In fact, the impact of distance uncertainty on the ages of globular clusters is twice as large as its effect on the determination of H0. That is, a 0.2 mag difference in zero point corresponds to a 10% difference in the distance (or correspondingly, H0), but it results in a 20% difference in the age of a cluster (e.g., Renzini 1991).

The Hipparcos satellite has recently provided geometric parallax measurements for 118,000 nearby stars (Kovalevsky 1998). Relevant for the calibration of globular cluster distances, are the relatively nearby old stars of low metal composition, the so-called subdwarf stars, presumably the nearby analogs of the old, metal-poor stars in globular clusters.
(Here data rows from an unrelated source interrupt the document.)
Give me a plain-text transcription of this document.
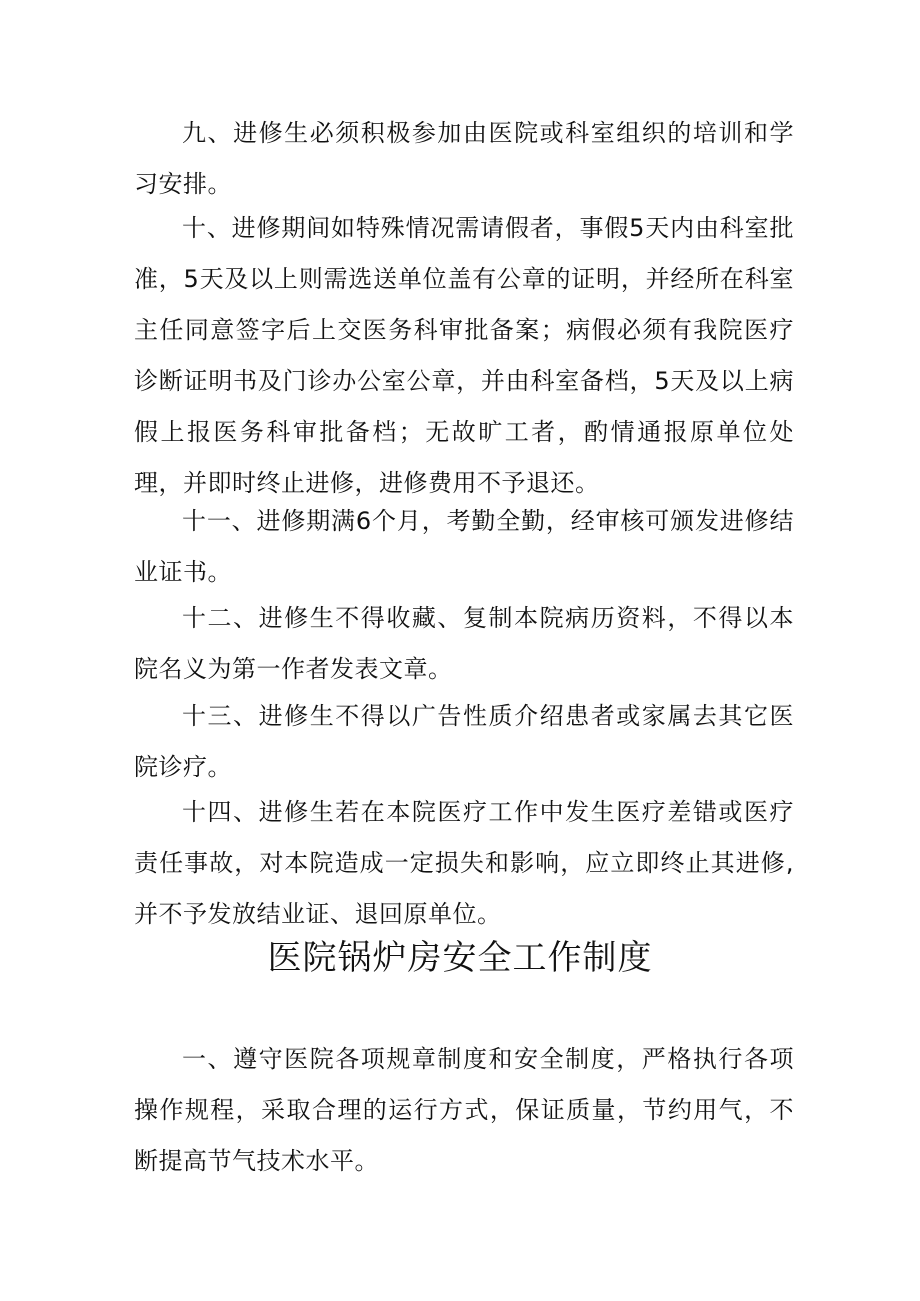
九、进修生必须积极参加由医院或科室组织的培训和学习安排。

十、进修期间如特殊情况需请假者，事假5天内由科室批准，5天及以上则需选送单位盖有公章的证明，并经所在科室主任同意签字后上交医务科审批备案；病假必须有我院医疗诊断证明书及门诊办公室公章，并由科室备档，5天及以上病假上报医务科审批备档；无故旷工者，酌情通报原单位处理，并即时终止进修，进修费用不予退还。

十一、进修期满6个月，考勤全勤，经审核可颁发进修结业证书。

十二、进修生不得收藏、复制本院病历资料，不得以本院名义为第一作者发表文章。

十三、进修生不得以广告性质介绍患者或家属去其它医院诊疗。

十四、进修生若在本院医疗工作中发生医疗差错或医疗责任事故，对本院造成一定损失和影响，应立即终止其进修,并不予发放结业证、退回原单位。

医院锅炉房安全工作制度

一、遵守医院各项规章制度和安全制度，严格执行各项操作规程，采取合理的运行方式，保证质量，节约用气，不断提高节气技术水平。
Accurate distances to these stars provide a fiducial calibration from which the absolute luminosities of equivalent stars in globular clusters can be determined and compared with those from stellar evolution models. The new Hipparcos calibration has led to a downward revision of the globular cluster ages from ~ 15 billion years to 11-14 billion years (e.g., Reid 1997; Pont et al. 1998; Chaboyer et al. 1998).

However, as emphasized by Chaboyer et al., there are only 8 stars in the Hipparcos catalog having both small parallax errors, and low metal abundance, [Fe/H] < -1.1 (i.e., less than one tenth the iron-to-hydrogen abundance relative to the solar value). In fact, Gratton et al. (1998) note that there are no stars with parallax errors < 10% with [Fe/H] < -2 corresponding to the oldest, metal poor globular clusters. Hence, the calibration of globular cluster ages based on parallax measurements of old, metal-poor stars remains an area where an increase in sample size will be critical to beat down the statistical uncertainties. A decade or so from now, new parallax satellites such as NASA's SIM (the Space Interferometry Mission) and the European Space Agency's mission (named GAIA) will be instrumental in improving these calibrations, not only for subdwarfs, but for many other classes of stars (for example, Cepheids and the lower-mass variable RR Lyrae stars). These interferometers will be capable of delivering 2-3 orders of magnitude more accurate parallaxes than Hipparcos, down to fainter magnitude limits for several orders of magnitude more stars. Until larger samples of accurate parallaxes are available, however, distance errors are likely to continue to contribute the largest source of systematic uncertainty to the globular cluster ages.